Black Bean and Corn Quinoa Salad

This Black Bean and Corn Quinoa Salad is a delightful blend of flavors and textures that’s both healthy and satisfying. With the nuttiness of quinoa, the sweetness of corn, and the earthiness of black beans, each bite is bursting with freshness. It’s perfect for meal prep, light lunches, or as a side dish for dinner.

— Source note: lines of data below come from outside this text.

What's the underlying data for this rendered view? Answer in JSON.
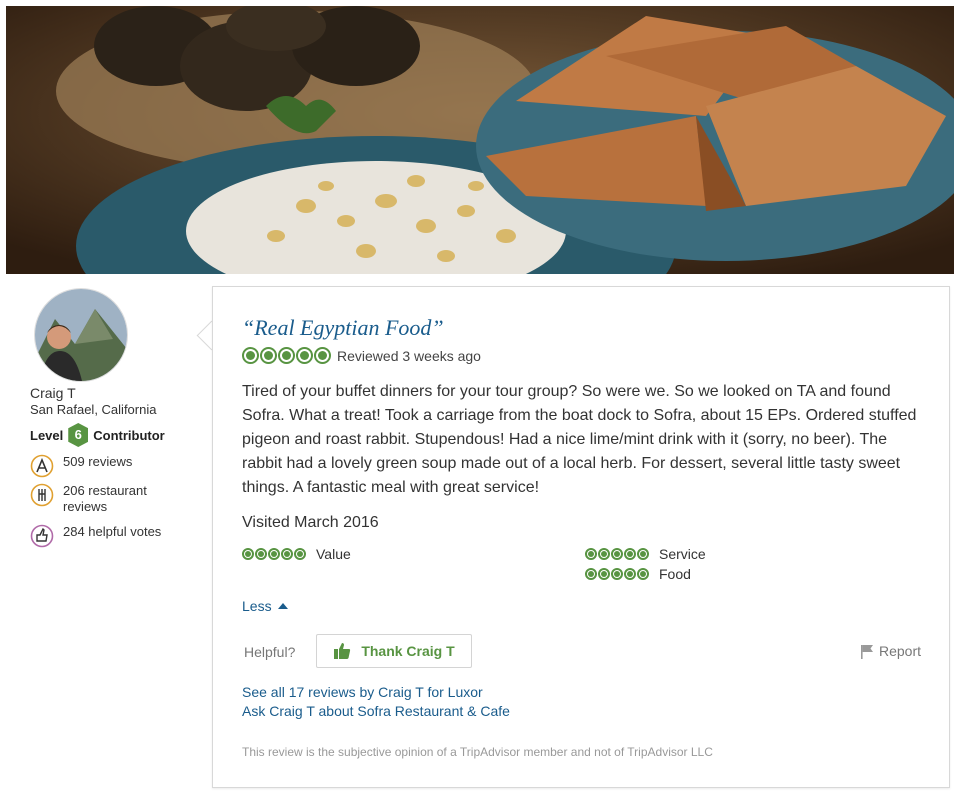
{
  "reviewer": {
    "name": "Craig T",
    "location": "San Rafael, California",
    "level_prefix": "Level",
    "level_number": "6",
    "level_suffix": "Contributor",
    "stats": [
      {
        "icon": "pen-badge-icon",
        "text": "509 reviews"
      },
      {
        "icon": "fork-knife-badge-icon",
        "text": "206 restaurant reviews"
      },
      {
        "icon": "thumbs-up-badge-icon",
        "text": "284 helpful votes"
      }
    ]
  },
  "review": {
    "title": "“Real Egyptian Food”",
    "rating": 5,
    "reviewed_date": "Reviewed 3 weeks ago",
    "text": "Tired of your buffet dinners for your tour group? So were we. So we looked on TA and found Sofra. What a treat! Took a carriage from the boat dock to Sofra, about 15 EPs. Ordered stuffed pigeon and roast rabbit. Stupendous! Had a nice lime/mint drink with it (sorry, no beer). The rabbit had a lovely green soup made out of a local herb. For dessert, several little tasty sweet things. A fantastic meal with great service!",
    "visited": "Visited March 2016",
    "subratings": [
      {
        "label": "Value",
        "rating": 5
      },
      {
        "label": "Service",
        "rating": 5
      },
      {
        "label": "Food",
        "rating": 5
      }
    ],
    "less_label": "Less",
    "helpful_label": "Helpful?",
    "thank_label": "Thank Craig T",
    "report_label": "Report",
    "see_all_link": "See all 17 reviews by Craig T for Luxor",
    "ask_link": "Ask Craig T about Sofra Restaurant & Cafe",
    "disclaimer": "This review is the subjective opinion of a TripAdvisor member and not of TripAdvisor LLC"
  },
  "colors": {
    "brand_green": "#589442",
    "link_blue": "#1a5c8c"
  }
}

What’s great about this recipe is its simplicity. You can whip it up in no time, making it a go-to for busy days. Plus, it’s packed with anti-inflammatory ingredients, making it not just tasty, but good for you too!
Ingredients
- 1 cup quinoa, rinsed
- 2 cups vegetable broth
- 1 can black beans, drained and rinsed
- 1 cup corn, fresh or frozen
- 1 red bell pepper, diced
- 1 avocado, diced
- 1/4 cup red onion, finely chopped
- 1/4 cup fresh cilantro, chopped
- 1 lime, juiced
- Salt and pepper to taste
Instructions
- Cook the Quinoa: In a medium saucepan, combine the rinsed quinoa and vegetable broth. Bring to a boil, then reduce heat, cover, and simmer for about 15 minutes until the quinoa is fluffy.

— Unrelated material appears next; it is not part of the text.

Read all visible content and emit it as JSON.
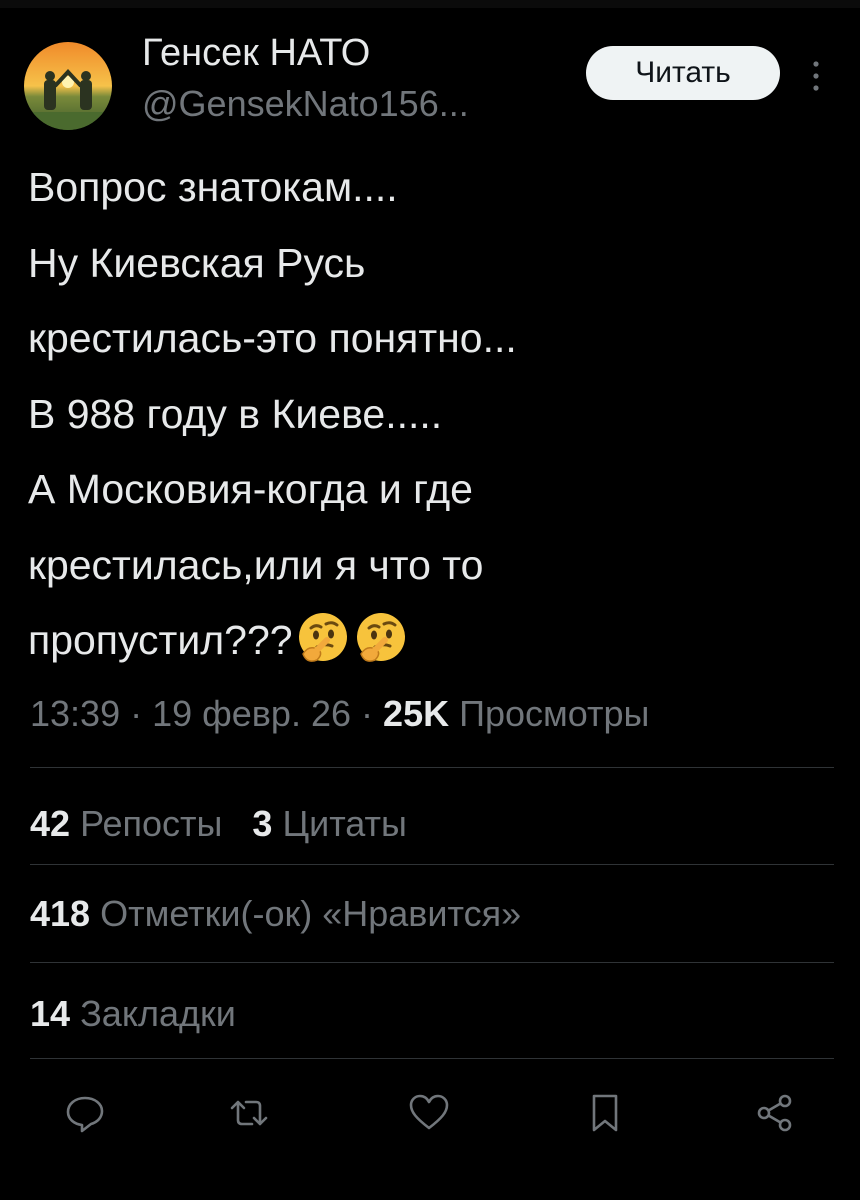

- Mix the Salad: In a large bowl, combine the cooked quinoa, black beans, corn, red bell pepper, red onion, and cilantro.
- Dress the Salad: Drizzle lime juice over the salad and season with salt and pepper. Toss gently to combine.

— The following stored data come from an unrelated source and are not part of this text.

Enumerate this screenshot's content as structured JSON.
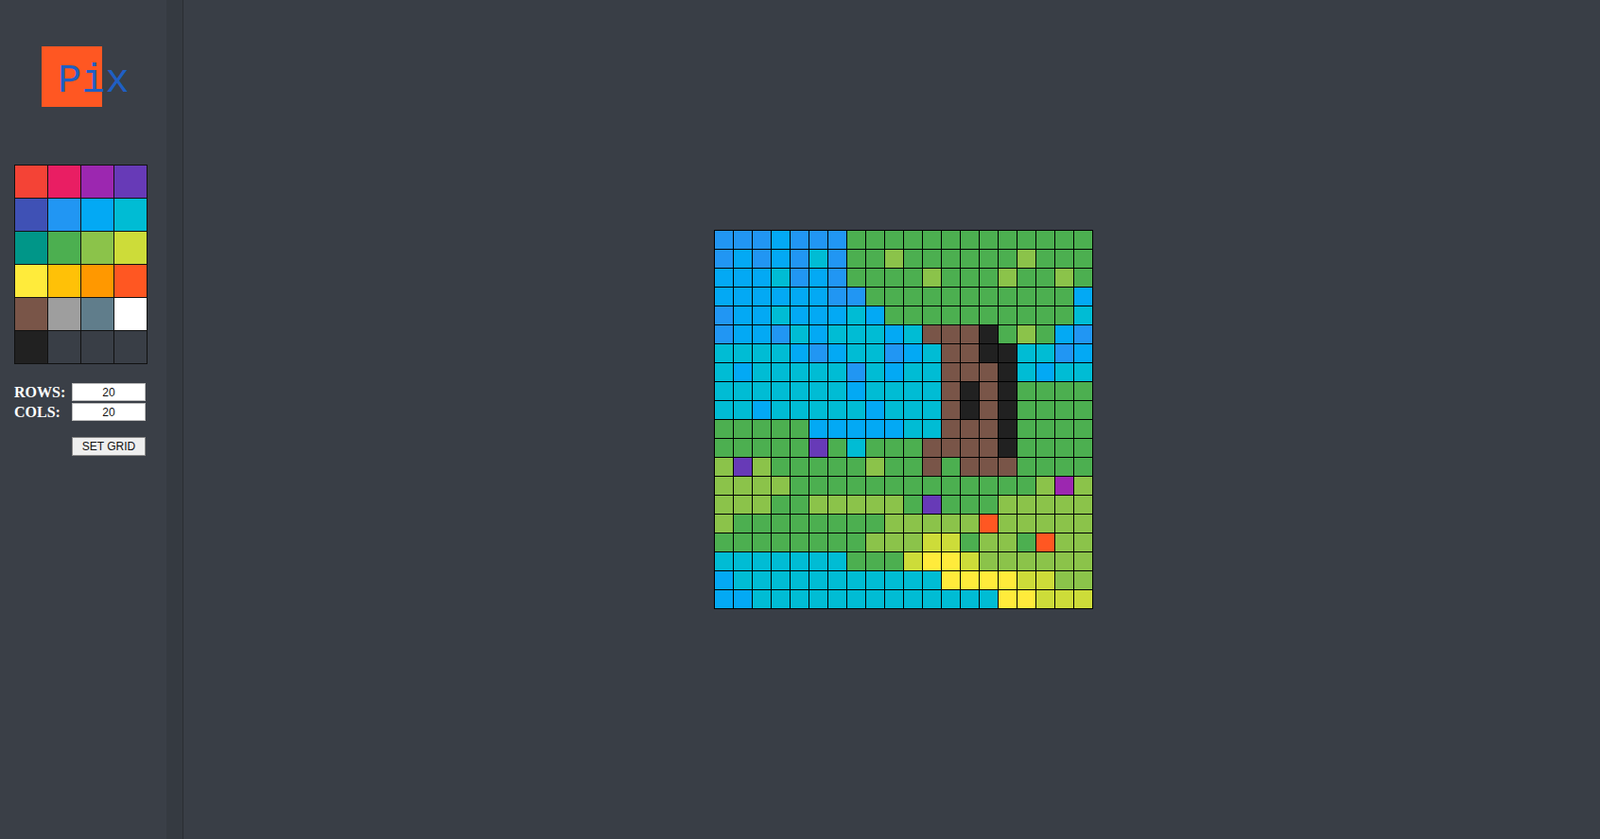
{
  "logo": {
    "text": "Pix"
  },
  "palette": [
    {
      "color": "#f44336"
    },
    {
      "color": "#e91e63"
    },
    {
      "color": "#9c27b0"
    },
    {
      "color": "#673ab7"
    },
    {
      "color": "#3f51b5"
    },
    {
      "color": "#2196f3"
    },
    {
      "color": "#03a9f4"
    },
    {
      "color": "#00bcd4"
    },
    {
      "color": "#009688"
    },
    {
      "color": "#4caf50"
    },
    {
      "color": "#8bc34a"
    },
    {
      "color": "#cddc39"
    },
    {
      "color": "#ffeb3b"
    },
    {
      "color": "#ffc107"
    },
    {
      "color": "#ff9800"
    },
    {
      "color": "#ff5722"
    },
    {
      "color": "#795548"
    },
    {
      "color": "#9e9e9e"
    },
    {
      "color": "#607d8b"
    },
    {
      "color": "#ffffff"
    },
    {
      "color": "#212121"
    },
    {
      "color": "#393e46"
    },
    {
      "color": "#393e46"
    },
    {
      "color": "#393e46"
    }
  ],
  "settings": {
    "rows_label": "ROWS:",
    "rows_value": "20",
    "cols_label": "COLS:",
    "cols_value": "20",
    "button": "SET GRID"
  },
  "grid": {
    "rows": [
      [
        "#2196f3",
        "#2196f3",
        "#2196f3",
        "#03a9f4",
        "#2196f3",
        "#2196f3",
        "#2196f3",
        "#4caf50",
        "#4caf50",
        "#4caf50",
        "#4caf50",
        "#4caf50",
        "#4caf50",
        "#4caf50",
        "#4caf50",
        "#4caf50",
        "#4caf50",
        "#4caf50",
        "#4caf50",
        "#4caf50"
      ],
      [
        "#2196f3",
        "#03a9f4",
        "#2196f3",
        "#03a9f4",
        "#2196f3",
        "#00bcd4",
        "#2196f3",
        "#4caf50",
        "#4caf50",
        "#8bc34a",
        "#4caf50",
        "#4caf50",
        "#4caf50",
        "#4caf50",
        "#4caf50",
        "#4caf50",
        "#8bc34a",
        "#4caf50",
        "#4caf50",
        "#4caf50"
      ],
      [
        "#03a9f4",
        "#03a9f4",
        "#03a9f4",
        "#00bcd4",
        "#2196f3",
        "#03a9f4",
        "#2196f3",
        "#4caf50",
        "#4caf50",
        "#4caf50",
        "#4caf50",
        "#8bc34a",
        "#4caf50",
        "#4caf50",
        "#4caf50",
        "#8bc34a",
        "#4caf50",
        "#4caf50",
        "#8bc34a",
        "#4caf50"
      ],
      [
        "#03a9f4",
        "#03a9f4",
        "#03a9f4",
        "#03a9f4",
        "#03a9f4",
        "#03a9f4",
        "#2196f3",
        "#2196f3",
        "#4caf50",
        "#4caf50",
        "#4caf50",
        "#4caf50",
        "#4caf50",
        "#4caf50",
        "#4caf50",
        "#4caf50",
        "#4caf50",
        "#4caf50",
        "#4caf50",
        "#03a9f4"
      ],
      [
        "#2196f3",
        "#03a9f4",
        "#03a9f4",
        "#00bcd4",
        "#03a9f4",
        "#03a9f4",
        "#03a9f4",
        "#00bcd4",
        "#03a9f4",
        "#4caf50",
        "#4caf50",
        "#4caf50",
        "#4caf50",
        "#4caf50",
        "#4caf50",
        "#4caf50",
        "#4caf50",
        "#4caf50",
        "#4caf50",
        "#00bcd4"
      ],
      [
        "#2196f3",
        "#03a9f4",
        "#03a9f4",
        "#2196f3",
        "#00bcd4",
        "#03a9f4",
        "#00bcd4",
        "#00bcd4",
        "#00bcd4",
        "#03a9f4",
        "#00bcd4",
        "#795548",
        "#795548",
        "#795548",
        "#212121",
        "#4caf50",
        "#8bc34a",
        "#4caf50",
        "#03a9f4",
        "#2196f3"
      ],
      [
        "#00bcd4",
        "#00bcd4",
        "#00bcd4",
        "#00bcd4",
        "#03a9f4",
        "#2196f3",
        "#03a9f4",
        "#00bcd4",
        "#00bcd4",
        "#2196f3",
        "#03a9f4",
        "#00bcd4",
        "#795548",
        "#795548",
        "#212121",
        "#212121",
        "#00bcd4",
        "#00bcd4",
        "#2196f3",
        "#03a9f4"
      ],
      [
        "#00bcd4",
        "#03a9f4",
        "#00bcd4",
        "#00bcd4",
        "#00bcd4",
        "#00bcd4",
        "#00bcd4",
        "#2196f3",
        "#00bcd4",
        "#03a9f4",
        "#00bcd4",
        "#00bcd4",
        "#795548",
        "#795548",
        "#795548",
        "#212121",
        "#00bcd4",
        "#03a9f4",
        "#00bcd4",
        "#00bcd4"
      ],
      [
        "#00bcd4",
        "#00bcd4",
        "#00bcd4",
        "#00bcd4",
        "#00bcd4",
        "#00bcd4",
        "#00bcd4",
        "#03a9f4",
        "#00bcd4",
        "#00bcd4",
        "#00bcd4",
        "#00bcd4",
        "#795548",
        "#212121",
        "#795548",
        "#212121",
        "#4caf50",
        "#4caf50",
        "#4caf50",
        "#4caf50"
      ],
      [
        "#00bcd4",
        "#00bcd4",
        "#03a9f4",
        "#00bcd4",
        "#00bcd4",
        "#00bcd4",
        "#00bcd4",
        "#00bcd4",
        "#03a9f4",
        "#00bcd4",
        "#00bcd4",
        "#00bcd4",
        "#795548",
        "#212121",
        "#795548",
        "#212121",
        "#4caf50",
        "#4caf50",
        "#4caf50",
        "#4caf50"
      ],
      [
        "#4caf50",
        "#4caf50",
        "#4caf50",
        "#4caf50",
        "#4caf50",
        "#03a9f4",
        "#03a9f4",
        "#03a9f4",
        "#03a9f4",
        "#03a9f4",
        "#00bcd4",
        "#00bcd4",
        "#795548",
        "#795548",
        "#795548",
        "#212121",
        "#4caf50",
        "#4caf50",
        "#4caf50",
        "#4caf50"
      ],
      [
        "#4caf50",
        "#4caf50",
        "#4caf50",
        "#4caf50",
        "#4caf50",
        "#673ab7",
        "#4caf50",
        "#00bcd4",
        "#4caf50",
        "#4caf50",
        "#4caf50",
        "#795548",
        "#795548",
        "#795548",
        "#795548",
        "#212121",
        "#4caf50",
        "#4caf50",
        "#4caf50",
        "#4caf50"
      ],
      [
        "#8bc34a",
        "#673ab7",
        "#8bc34a",
        "#4caf50",
        "#4caf50",
        "#4caf50",
        "#4caf50",
        "#4caf50",
        "#8bc34a",
        "#4caf50",
        "#4caf50",
        "#795548",
        "#4caf50",
        "#795548",
        "#795548",
        "#795548",
        "#4caf50",
        "#4caf50",
        "#4caf50",
        "#4caf50"
      ],
      [
        "#8bc34a",
        "#8bc34a",
        "#8bc34a",
        "#8bc34a",
        "#4caf50",
        "#4caf50",
        "#4caf50",
        "#4caf50",
        "#4caf50",
        "#4caf50",
        "#4caf50",
        "#4caf50",
        "#4caf50",
        "#4caf50",
        "#4caf50",
        "#4caf50",
        "#4caf50",
        "#8bc34a",
        "#9c27b0",
        "#8bc34a"
      ],
      [
        "#8bc34a",
        "#8bc34a",
        "#8bc34a",
        "#4caf50",
        "#4caf50",
        "#8bc34a",
        "#8bc34a",
        "#8bc34a",
        "#8bc34a",
        "#8bc34a",
        "#4caf50",
        "#673ab7",
        "#4caf50",
        "#4caf50",
        "#4caf50",
        "#8bc34a",
        "#8bc34a",
        "#8bc34a",
        "#8bc34a",
        "#8bc34a"
      ],
      [
        "#8bc34a",
        "#4caf50",
        "#4caf50",
        "#4caf50",
        "#4caf50",
        "#4caf50",
        "#4caf50",
        "#4caf50",
        "#4caf50",
        "#8bc34a",
        "#8bc34a",
        "#8bc34a",
        "#8bc34a",
        "#8bc34a",
        "#ff5722",
        "#8bc34a",
        "#8bc34a",
        "#8bc34a",
        "#8bc34a",
        "#8bc34a"
      ],
      [
        "#4caf50",
        "#4caf50",
        "#4caf50",
        "#4caf50",
        "#4caf50",
        "#4caf50",
        "#4caf50",
        "#4caf50",
        "#8bc34a",
        "#8bc34a",
        "#8bc34a",
        "#cddc39",
        "#cddc39",
        "#4caf50",
        "#8bc34a",
        "#8bc34a",
        "#4caf50",
        "#ff5722",
        "#8bc34a",
        "#8bc34a"
      ],
      [
        "#00bcd4",
        "#00bcd4",
        "#00bcd4",
        "#00bcd4",
        "#00bcd4",
        "#00bcd4",
        "#00bcd4",
        "#4caf50",
        "#4caf50",
        "#4caf50",
        "#cddc39",
        "#ffeb3b",
        "#ffeb3b",
        "#cddc39",
        "#8bc34a",
        "#8bc34a",
        "#8bc34a",
        "#8bc34a",
        "#8bc34a",
        "#8bc34a"
      ],
      [
        "#03a9f4",
        "#00bcd4",
        "#00bcd4",
        "#00bcd4",
        "#00bcd4",
        "#00bcd4",
        "#00bcd4",
        "#00bcd4",
        "#00bcd4",
        "#00bcd4",
        "#00bcd4",
        "#00bcd4",
        "#ffeb3b",
        "#ffeb3b",
        "#ffeb3b",
        "#ffeb3b",
        "#cddc39",
        "#cddc39",
        "#8bc34a",
        "#8bc34a"
      ],
      [
        "#03a9f4",
        "#03a9f4",
        "#00bcd4",
        "#00bcd4",
        "#00bcd4",
        "#00bcd4",
        "#00bcd4",
        "#00bcd4",
        "#00bcd4",
        "#00bcd4",
        "#00bcd4",
        "#00bcd4",
        "#00bcd4",
        "#00bcd4",
        "#00bcd4",
        "#ffeb3b",
        "#ffeb3b",
        "#cddc39",
        "#cddc39",
        "#cddc39"
      ]
    ]
  }
}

- Serve: Top with diced avocado just before serving for a creamy finish. Enjoy!
Moroccan Spiced Vegetable Tagine

This Moroccan Spiced Vegetable Tagine is a vibrant and hearty dish that brings together the warmth of spices and the freshness of vegetables. It’s a perfect option for those looking for an anti-inflammatory meal that’s both satisfying and simple to prepare. The sweet and savory flavors meld beautifully, making it a delightful choice for any dinner table.
With a slow cooker, you can set it and forget it. Just chop up your favorite veggies, toss them in with the spices, and let the slow cooker work its magic. It’s a no-fuss recipe that allows you to enjoy a delicious meal without spending hours in the kitchen.
Eating an anti-inflammatory diet doesn’t have to be complicated—especially when you have a slow cooker doing the hard work for you! These 12 delicious and nutrient-packed crockpot recipes make it easy to nourish your body while saving time in the kitchen.
By incorporating these meals into your routine, you’ll not only enjoy flavorful, home-cooked dishes but also support your overall health, reduce inflammation, and boost your energy levels. So, grab your slow cooker, try out these recipes, and start feeling your best—one meal at a time!